Comment mieux réguler Facebook ? L’une des pistes a été imaginée par Mark Harman, professeur en informatique à UCL et chercheur au FAIR (Facebook Artificial Intelligence Research) et son équipe. Ensemble, ils ont créé un nouvel outil baptisé le « simulateur WW » – dont le double « w » est une référence directe au World Wide web (WWW) fondé par Tim Bernes-Lee. L’ambition est manifeste.
Modérer les contenus et les contenants
Testé par le premier réseau social du monde, « le système tente de simuler des comportements nuisibles » afin de « mieux les combattre ». Le simulateur WW utilise la technologie baptisée le Web-Enabled Simulation (WES), une nouvelle méthode de Machine Learning élaborée par le FAIR pour créer des simulations d’interactions sociales réalistes et à grande échelle. Le WW en est l’application sur Facebook.
L’imitation des relations complexes dans un environnement défini permettra « d’améliorer les capacités de détection et de prévention, notamment en découvrant de nouveaux modèles de mauvais comportements que les systèmes traditionnels pourraient ne pas voir (usurpation d’identité ou crawling par exemple) », nous explique Mark Harman. « Cela nous aidera à rendre nos plates-formes plus sûres, plus stables, plus robustes et plus performantes […] Avec la méthode WES et notre simulateur WW, nous avons conçu une meilleure façon de relever ce défi important mais difficile. »
Ce nouvel outil pourrait impliquer un changement de paradigme dans la modération du réseau social : il ne s’agirait plus de lutter seulement contre les contenus des posts, images, vidéos publiés mais aussi d’analyser les interactions entre les utilisateurs – entre les « contenants » – y compris en privé.
« Facebook de robots »
Comment ? « Le WES utilise l’apprentissage automatique pour fabriquer des robots qui […] peuvent envoyer des messages à d’autres robots, commenter les messages d’autres robots, publier leurs propres contenus, ou faire des demandes d’amis à d’autres robots », écrit Mark Harman, dans son article de blog publié le 23 juillet 2020. « Par exemple, nous pouvons créer des robots qui cherchent à acheter des articles illicites sur la plate-forme, tels que des armes ou de la drogue. » Et ce, à l’échelle de « milliers, voire de millions de robots ».

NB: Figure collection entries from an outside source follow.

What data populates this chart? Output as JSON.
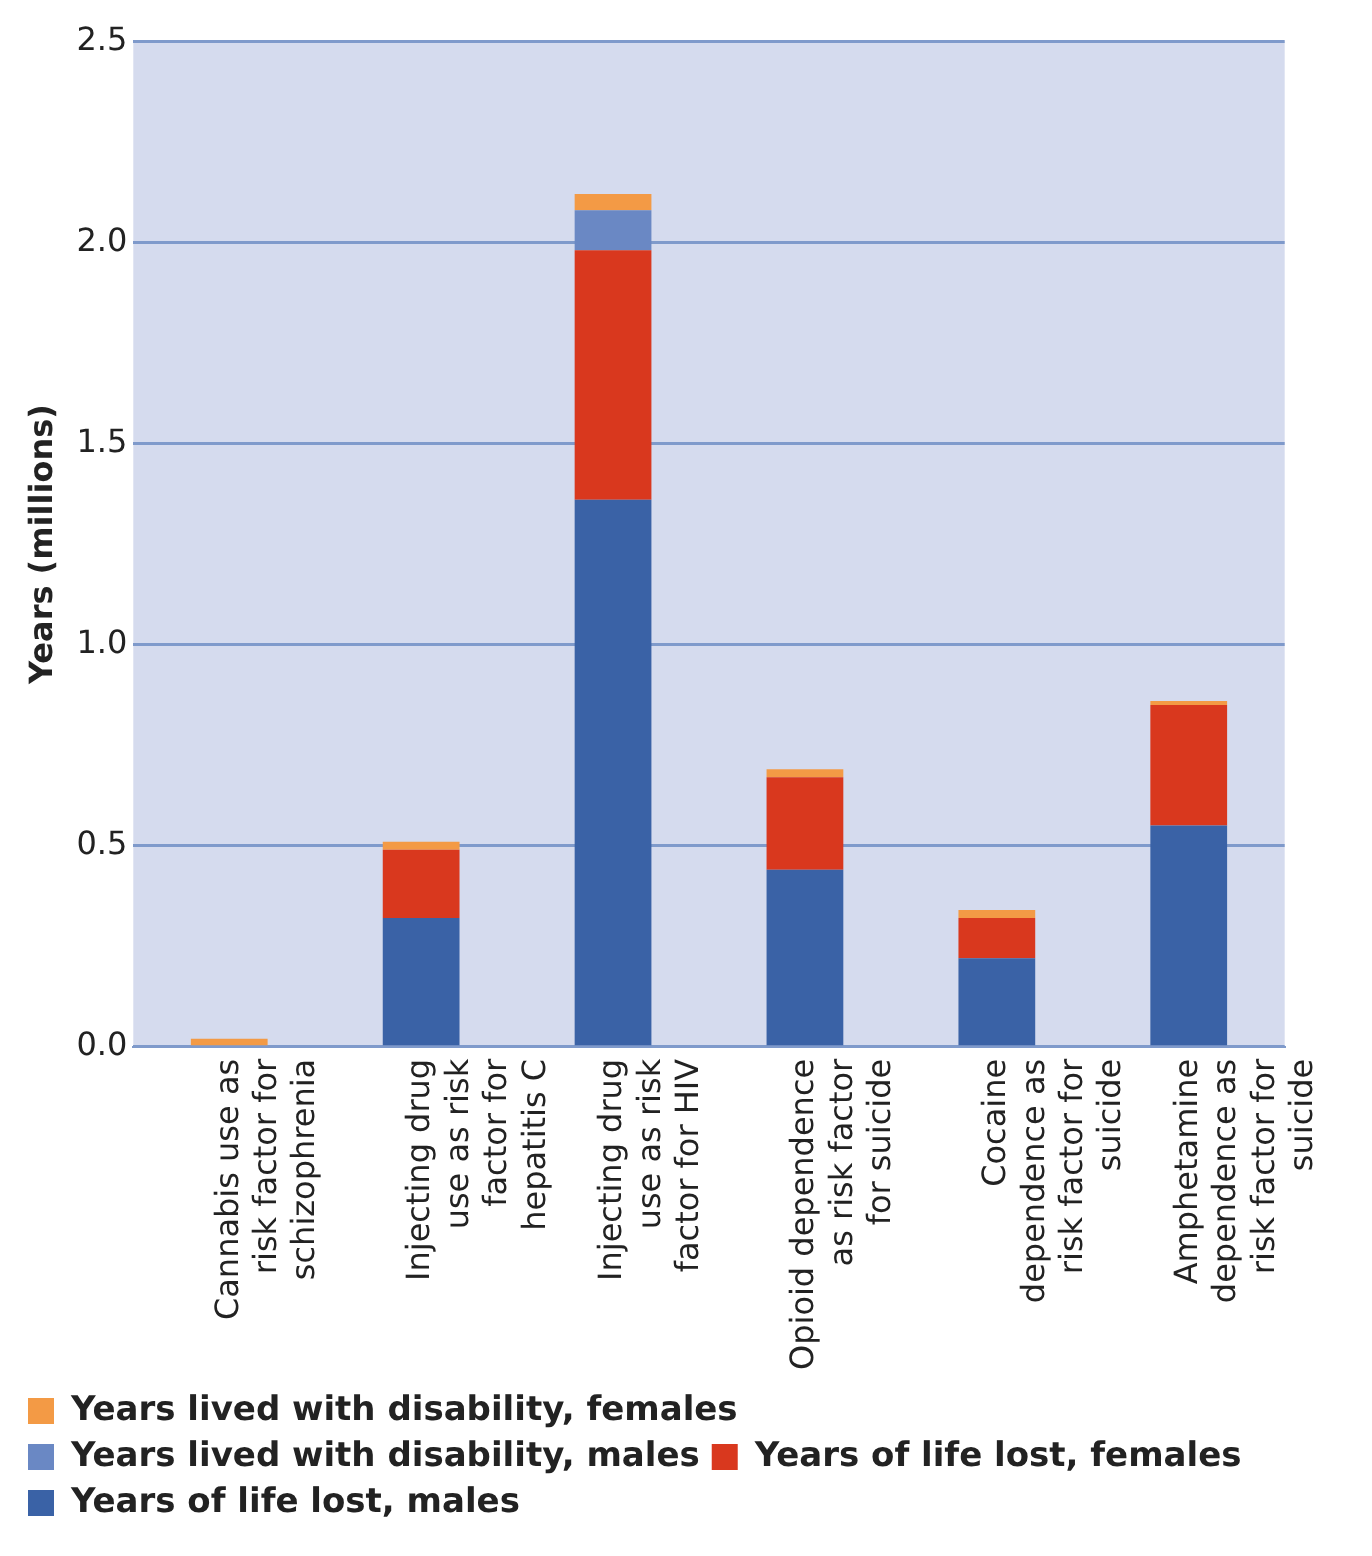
{
  "chart_data": {
    "type": "bar",
    "stacked": true,
    "ylabel": "Years (millions)",
    "categories": [
      "Cannabis use as risk factor for schizophrenia",
      "Injecting drug use as risk factor for hepatitis C",
      "Injecting drug use as risk factor for HIV",
      "Opioid dependence as risk factor for suicide",
      "Cocaine dependence as risk factor for suicide",
      "Amphetamine dependence as risk factor for suicide"
    ],
    "series": [
      {
        "name": "Years of life lost, males",
        "color": "#3a62a6",
        "values": [
          0,
          0.32,
          1.36,
          0.44,
          0.22,
          0.55
        ]
      },
      {
        "name": "Years of life lost, females",
        "color": "#d9381e",
        "values": [
          0,
          0.17,
          0.62,
          0.23,
          0.1,
          0.3
        ]
      },
      {
        "name": "Years lived with disability, males",
        "color": "#6a88c4",
        "values": [
          0,
          0,
          0.1,
          0,
          0,
          0
        ]
      },
      {
        "name": "Years lived with disability, females",
        "color": "#f39a45",
        "values": [
          0.02,
          0.02,
          0.04,
          0.02,
          0.02,
          0.01
        ]
      }
    ],
    "ylim": [
      0,
      2.5
    ],
    "yticks": [
      {
        "value": 0,
        "label": "0.0"
      },
      {
        "value": 0.5,
        "label": "0.5"
      },
      {
        "value": 1,
        "label": "1.0"
      },
      {
        "value": 1.5,
        "label": "1.5"
      },
      {
        "value": 2,
        "label": "2.0"
      },
      {
        "value": 2.5,
        "label": "2.5"
      }
    ],
    "grid": "y",
    "legend": "bottom"
  }
}
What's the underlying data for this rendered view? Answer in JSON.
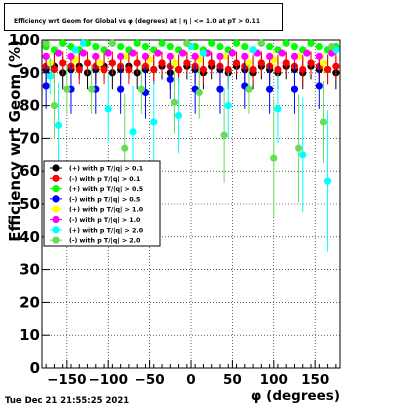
{
  "chart_data": {
    "type": "scatter",
    "title": "Efficiency wrt Geom for Global vs φ (degrees) at | η | <= 1.0 at pT > 0.11",
    "xlabel": "φ (degrees)",
    "ylabel": "Efficiency wrt Geom (%)",
    "xlim": [
      -180,
      180
    ],
    "ylim": [
      0,
      100
    ],
    "xticks": [
      "−150",
      "−100",
      "−50",
      "0",
      "50",
      "100",
      "150"
    ],
    "yticks": [
      "0",
      "10",
      "20",
      "30",
      "40",
      "50",
      "60",
      "70",
      "80",
      "90",
      "100"
    ],
    "grid": true,
    "legend_position": "middle-left",
    "timestamp": "Tue Dec 21 21:55:25 2021",
    "series": [
      {
        "name": "(+) with p T/|q| > 0.1",
        "color": "#000000",
        "points": [
          [
            -175,
            91
          ],
          [
            -165,
            92
          ],
          [
            -155,
            90
          ],
          [
            -145,
            91
          ],
          [
            -135,
            92
          ],
          [
            -125,
            90
          ],
          [
            -115,
            91
          ],
          [
            -105,
            92
          ],
          [
            -95,
            90
          ],
          [
            -85,
            91
          ],
          [
            -75,
            92
          ],
          [
            -65,
            90
          ],
          [
            -55,
            91
          ],
          [
            -45,
            91
          ],
          [
            -35,
            92
          ],
          [
            -25,
            90
          ],
          [
            -15,
            91
          ],
          [
            -5,
            92
          ],
          [
            5,
            91
          ],
          [
            15,
            90
          ],
          [
            25,
            92
          ],
          [
            35,
            91
          ],
          [
            45,
            90
          ],
          [
            55,
            92
          ],
          [
            65,
            91
          ],
          [
            75,
            90
          ],
          [
            85,
            92
          ],
          [
            95,
            91
          ],
          [
            105,
            90
          ],
          [
            115,
            92
          ],
          [
            125,
            91
          ],
          [
            135,
            90
          ],
          [
            145,
            92
          ],
          [
            155,
            91
          ],
          [
            165,
            91
          ],
          [
            175,
            90
          ]
        ]
      },
      {
        "name": "(-) with p T/|q| > 0.1",
        "color": "#ff0000",
        "points": [
          [
            -175,
            92
          ],
          [
            -165,
            91
          ],
          [
            -155,
            93
          ],
          [
            -145,
            92
          ],
          [
            -135,
            91
          ],
          [
            -125,
            93
          ],
          [
            -115,
            92
          ],
          [
            -105,
            91
          ],
          [
            -95,
            93
          ],
          [
            -85,
            92
          ],
          [
            -75,
            91
          ],
          [
            -65,
            93
          ],
          [
            -55,
            92
          ],
          [
            -45,
            91
          ],
          [
            -35,
            93
          ],
          [
            -25,
            92
          ],
          [
            -15,
            91
          ],
          [
            -5,
            93
          ],
          [
            5,
            92
          ],
          [
            15,
            91
          ],
          [
            25,
            93
          ],
          [
            35,
            92
          ],
          [
            45,
            91
          ],
          [
            55,
            93
          ],
          [
            65,
            92
          ],
          [
            75,
            91
          ],
          [
            85,
            93
          ],
          [
            95,
            92
          ],
          [
            105,
            91
          ],
          [
            115,
            93
          ],
          [
            125,
            92
          ],
          [
            135,
            91
          ],
          [
            145,
            93
          ],
          [
            155,
            92
          ],
          [
            165,
            91
          ],
          [
            175,
            92
          ]
        ]
      },
      {
        "name": "(+) with p T/|q| > 0.5",
        "color": "#00ff00",
        "points": [
          [
            -175,
            98
          ],
          [
            -165,
            97
          ],
          [
            -155,
            99
          ],
          [
            -145,
            98
          ],
          [
            -135,
            97
          ],
          [
            -125,
            99
          ],
          [
            -115,
            98
          ],
          [
            -105,
            97
          ],
          [
            -95,
            99
          ],
          [
            -85,
            98
          ],
          [
            -75,
            97
          ],
          [
            -65,
            99
          ],
          [
            -55,
            98
          ],
          [
            -45,
            97
          ],
          [
            -35,
            99
          ],
          [
            -25,
            98
          ],
          [
            -15,
            97
          ],
          [
            -5,
            99
          ],
          [
            5,
            98
          ],
          [
            15,
            97
          ],
          [
            25,
            99
          ],
          [
            35,
            98
          ],
          [
            45,
            97
          ],
          [
            55,
            99
          ],
          [
            65,
            98
          ],
          [
            75,
            97
          ],
          [
            85,
            99
          ],
          [
            95,
            98
          ],
          [
            105,
            97
          ],
          [
            115,
            99
          ],
          [
            125,
            98
          ],
          [
            135,
            97
          ],
          [
            145,
            99
          ],
          [
            155,
            98
          ],
          [
            165,
            97
          ],
          [
            175,
            98
          ]
        ]
      },
      {
        "name": "(-) with p T/|q| > 0.5",
        "color": "#0000ff",
        "points": [
          [
            -175,
            86
          ],
          [
            -145,
            85
          ],
          [
            -115,
            85
          ],
          [
            -85,
            85
          ],
          [
            -55,
            84
          ],
          [
            -25,
            88
          ],
          [
            5,
            85
          ],
          [
            35,
            85
          ],
          [
            65,
            86
          ],
          [
            95,
            85
          ],
          [
            125,
            85
          ],
          [
            155,
            86
          ]
        ]
      },
      {
        "name": "(+) with p T/|q| > 1.0",
        "color": "#ffff00",
        "points": [
          [
            -170,
            93
          ],
          [
            -140,
            94
          ],
          [
            -110,
            93
          ],
          [
            -80,
            95
          ],
          [
            -50,
            94
          ],
          [
            -20,
            93
          ],
          [
            10,
            94
          ],
          [
            40,
            95
          ],
          [
            70,
            93
          ],
          [
            100,
            94
          ],
          [
            130,
            95
          ],
          [
            160,
            93
          ]
        ]
      },
      {
        "name": "(-) with p T/|q| > 1.0",
        "color": "#ff00ff",
        "points": [
          [
            -175,
            95
          ],
          [
            -160,
            96
          ],
          [
            -145,
            95
          ],
          [
            -130,
            96
          ],
          [
            -115,
            95
          ],
          [
            -100,
            96
          ],
          [
            -85,
            95
          ],
          [
            -70,
            96
          ],
          [
            -55,
            95
          ],
          [
            -40,
            96
          ],
          [
            -25,
            95
          ],
          [
            -10,
            96
          ],
          [
            5,
            95
          ],
          [
            20,
            96
          ],
          [
            35,
            95
          ],
          [
            50,
            96
          ],
          [
            65,
            95
          ],
          [
            80,
            96
          ],
          [
            95,
            95
          ],
          [
            110,
            96
          ],
          [
            125,
            95
          ],
          [
            140,
            96
          ],
          [
            155,
            95
          ],
          [
            170,
            96
          ]
        ]
      },
      {
        "name": "(+) with p T/|q| > 2.0",
        "color": "#00ffff",
        "points": [
          [
            -170,
            89
          ],
          [
            -160,
            74
          ],
          [
            -130,
            99
          ],
          [
            -100,
            79
          ],
          [
            -70,
            72
          ],
          [
            -45,
            75
          ],
          [
            -15,
            77
          ],
          [
            15,
            96
          ],
          [
            45,
            80
          ],
          [
            75,
            97
          ],
          [
            105,
            79
          ],
          [
            135,
            65
          ],
          [
            165,
            57
          ],
          [
            175,
            97
          ],
          [
            -140,
            97
          ],
          [
            0,
            98
          ]
        ]
      },
      {
        "name": "(-) with p T/|q| > 2.0",
        "color": "#66dd55",
        "points": [
          [
            -165,
            80
          ],
          [
            -150,
            85
          ],
          [
            -120,
            85
          ],
          [
            -80,
            67
          ],
          [
            -60,
            85
          ],
          [
            -20,
            81
          ],
          [
            10,
            84
          ],
          [
            40,
            71
          ],
          [
            70,
            85
          ],
          [
            100,
            64
          ],
          [
            130,
            67
          ],
          [
            160,
            75
          ],
          [
            -175,
            99
          ],
          [
            -95,
            99
          ],
          [
            -5,
            99
          ],
          [
            85,
            99
          ],
          [
            170,
            98
          ]
        ]
      }
    ]
  }
}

En clair, le simulateur WW créé ex-nihilo un « Facebook de robots » – complètement isolé du vrai réseau social – sur lequel il est plus facile de détecter les comportements nuisibles et ainsi de savoir comment les appréhender, à terme, sur le « vrai » Facebook.
À quoi cela servirait-il ? Le simulateur WW pourrait à terme alléger, voire faciliter le travail des modérateurs humains, mais aussi des ingénieurs qui élaborent les algorithmes de régulation du réseau social, espère Mark Harman, toujours dans l’optique de rendre Facebook plus fiable et plus propre. Mais, il envisage aussi que d’autres plates-formes, d’autres réseaux, dans d’autres secteurs, s’en servent.
Prêt d’ici six mois à un an
Pour l’instant, le projet est encore en gestation. Les premiers résultats de recherche ont été présentés dans un article académique en octobre dernier. « Afin d’accélérer les progrès », l’équipe de chercheurs a sollicité des commentaires et jugements de la communauté scientifique. Ils ont récolté pas moins de « 85 mémoires de chercheurs venus de 17 pays différents » pour alimenter ce nouveau modèle intelligent – au terme d’une espèce d’appel à projets dans la communauté scientifique. Mardi 21 juillet, Mark Harman a présenté à la presse l’avancée de leur projet lors d’une télé-table-ronde.
Et ensuite ? Le système élaboré par l’équipe du FAIR devrait « entrer en production en 2021 » et pourrait donc être prêt d’ici « six mois – un an ». Enfin, comme l’ensemble des sujets étudiés dans le labo financé par Facebook, l’ensemble des travaux sera publié en Open source.
Un potentiel « énorme »
Dans tous les cas, l’engouement et l’enthousiasme palpable des chercheurs montrent que le champs de recherche ouvert par ces recherches dépasse largement Facebook.
« La construction d’environnements sophistiqués, en mode simulé, pose de nombreux défis scientifiques intéressants. Pour construire des robots qui se comportent de manière réaliste et intelligente, nous avons utilisé une combinaison de technologies et publié des recherches très variées », s’enthousiasme Mark Harman qui liste les domaines de recherche qui vont du langage informatique à la théorie des jeux, en passant par l’ingénierie logicielle.
Conséquence : « L’espace de recherche des mécanismes potentiels et la façon dont les comportements interagissent avec eux est à la fois énorme et complexe. » Une technologie prometteuse.